Die Funde des römischen Geschirrs in Sinzig – Gefäße der berühmten Terra Sigillata – sind ein Highlight – auch für die Wissenschaft. Warum das so ist, erläuterte eindrucksvoll ein Mann vom Fach und mit großer Erfahrung auf diesem Gebiet: Zum Turmgespräch des Fördervereins Denkmalpflege und Heimatmuseum war der Archäologe Dr. Bernd Liesen vom Archäologischen Park Xanten eingeladen.
Mit der Auswertung der bedeutsamen, seit Mai vergangenen Jahres in der neuen Dauerausstellung des HeimatMuseums Schloss Sinzig präsentierten Funde aus Sinzig, hat sich der Referent schon sehr lange befasst in enger Zusammenarbeit mit den Sammlern Friedhelm Brandau, Manfred Gappe und anderen. Natürlich waren sie auch dabei an diesem Abend im Sinziger Schloss, gewissermaßen als Ehrengäste. Sie und alle anderen im trotz ungünstiger Witterungsverhältnisse gut besetzten Saal erfuhren nun aus erster Hand, was das Sinziger Museum nun so sehr bereichert.
Es geht um die Zeit um 150 nach Christus. In Sinzig gab es eine Töpferei, die unverzierte und verzierte Terra Sigillata-Geschirr herstellte und nach Süden bis in den Rhein-Main-Raum und nach Norden bis in die heutigen Niederlande exportierte. Der Beweis dafür fällt dem Wissenschaftler nicht schwer, denn die Töpfer von damals versahen die Gefässe mit Namensstempeln und hatten ihren eigenen Stil bei den per Stempel angebrachten Verzierungen. Solche Spuren sind spannend. So lässt sich heute nachvollziehen, dass die Sinziger Töpfer – bei den verzierten Gefäßen 26 an der Zahl – nicht unbedingt standorttreu waren. So, wie sie einst aus Trier gekommen waren, zogen sie fort nach Metz. Zum Beispiel Virtus, ein Sinziger Töpfername. Warum, das bleibt im Dunkel der Geschichte, dazu konnte auch Dr. Liesen nichts beitragen.

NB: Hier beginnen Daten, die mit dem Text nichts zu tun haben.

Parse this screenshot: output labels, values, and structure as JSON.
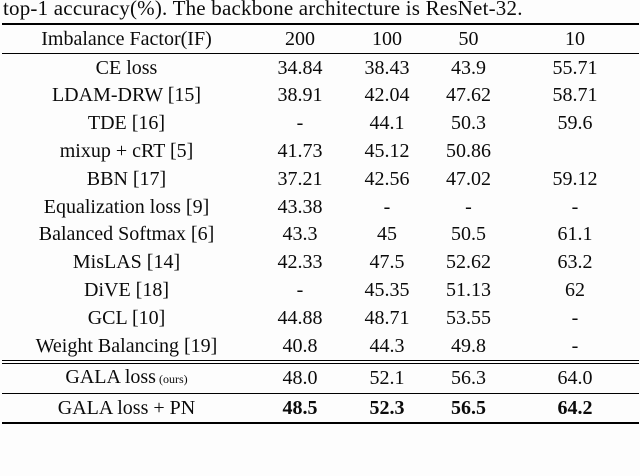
{
  "caption": "top-1 accuracy(%). The backbone architecture is ResNet-32.",
  "table": {
    "header": [
      "Imbalance Factor(IF)",
      "200",
      "100",
      "50",
      "10"
    ],
    "rows": [
      {
        "method": "CE loss",
        "values": [
          "34.84",
          "38.43",
          "43.9",
          "55.71"
        ]
      },
      {
        "method": "LDAM-DRW [15]",
        "values": [
          "38.91",
          "42.04",
          "47.62",
          "58.71"
        ]
      },
      {
        "method": "TDE [16]",
        "values": [
          "-",
          "44.1",
          "50.3",
          "59.6"
        ]
      },
      {
        "method": "mixup + cRT [5]",
        "values": [
          "41.73",
          "45.12",
          "50.86",
          ""
        ]
      },
      {
        "method": "BBN [17]",
        "values": [
          "37.21",
          "42.56",
          "47.02",
          "59.12"
        ]
      },
      {
        "method": "Equalization loss [9]",
        "values": [
          "43.38",
          "-",
          "-",
          "-"
        ]
      },
      {
        "method": "Balanced Softmax [6]",
        "values": [
          "43.3",
          "45",
          "50.5",
          "61.1"
        ]
      },
      {
        "method": "MisLAS [14]",
        "values": [
          "42.33",
          "47.5",
          "52.62",
          "63.2"
        ]
      },
      {
        "method": "DiVE [18]",
        "values": [
          "-",
          "45.35",
          "51.13",
          "62"
        ]
      },
      {
        "method": "GCL [10]",
        "values": [
          "44.88",
          "48.71",
          "53.55",
          "-"
        ]
      },
      {
        "method": "Weight Balancing [19]",
        "values": [
          "40.8",
          "44.3",
          "49.8",
          "-"
        ]
      }
    ],
    "ours_rows": [
      {
        "method": "GALA loss",
        "method_suffix": "(ours)",
        "values": [
          "48.0",
          "52.1",
          "56.3",
          "64.0"
        ],
        "bold_values": false
      },
      {
        "method": "GALA loss + PN",
        "method_suffix": "",
        "values": [
          "48.5",
          "52.3",
          "56.5",
          "64.2"
        ],
        "bold_values": true
      }
    ]
  }
}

Glasklar ist dagegen die Erkenntnis, dass die Sinziger Ware von hoher Qualität war. Sie hat sich auf einem stark ausgeprägten Markt in Niedergermanien, dem nördlich der Alpen von Rom besetzten Gebieten behauptet. Das gilt insbesondere für die bessere Variante der verzierten Gefäße – eine Art Statussymbol der römischen Haushalte. Die bildlichen Darstellungen der Terra Sigillata allgemein stellen den Clou des Geschirrs dar. Im ersten Jahrhundert handelte es sich meist um Darstellungen aus der Götterwelt – Dr. Liesen: „Für das Bildungsbürgertum…“, danach waren Szenen aus der Gladiatorenarena und auch erotische Darstellungen beliebt – letzte übrigens nicht in Niedergermanien.

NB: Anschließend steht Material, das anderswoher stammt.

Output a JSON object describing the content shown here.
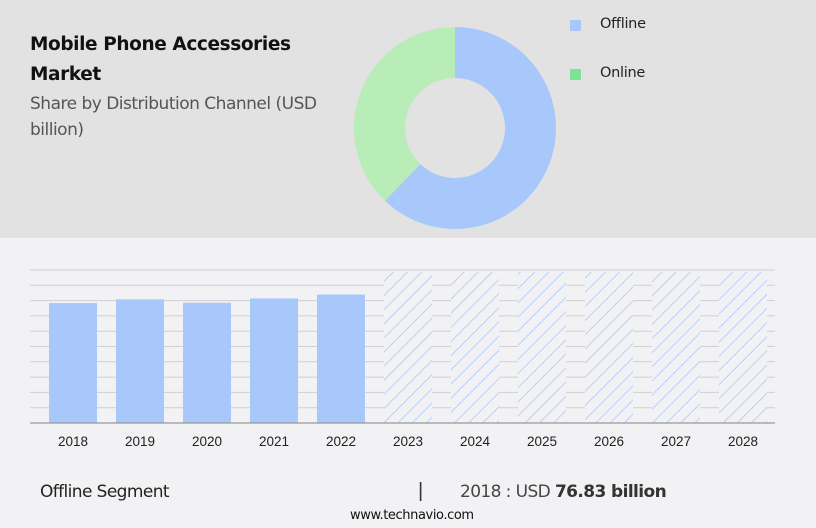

Locker im Vortrag und präzise in der Aussage ließ der Referent seine Zuhörerschaft an den spannenden Aspekten seines Metiers teilhaben. Archäologie ist heute nämlich auch auch moderne Technik. Und so kommt es, dass bei der Forschung sogar die Kriminologen der Polizei gefragt sind. In römischen Brennöfen, wie einer im Museum als Modell aufgebaut ist, finden sich Fingerabdrücke, entstanden beim Einräumen oder bei Reparaturarbeiten. Und jetzt kommt die Kripo Düsseldorf ins Spiel: Sie hat solche Fingerabdrücke individuell definiert und einer (unbekannten) Person zugeordnet. Sollte nun der selbe Fingerabdruck an einem anderen Ofen auftauchen, ließe sich etwas sagen über die Wanderwege der Töpfer…
Zur auch haptischen Erfahrung standen eigene Nachbildungen von Sinziger Terra Sigillata bereit. Dr. Liesen hatte dabei noch viele Fragen zu beantworten, sein anregender Vortrag hatte neugierig gemacht. Hardy Rehmann, der Vorsitzende des Fördervereins, dankte ihm dafür im Namen aller und unter großem Beifall. Bei einem Glas Wein folgte noch eine lebhafte Aussprache.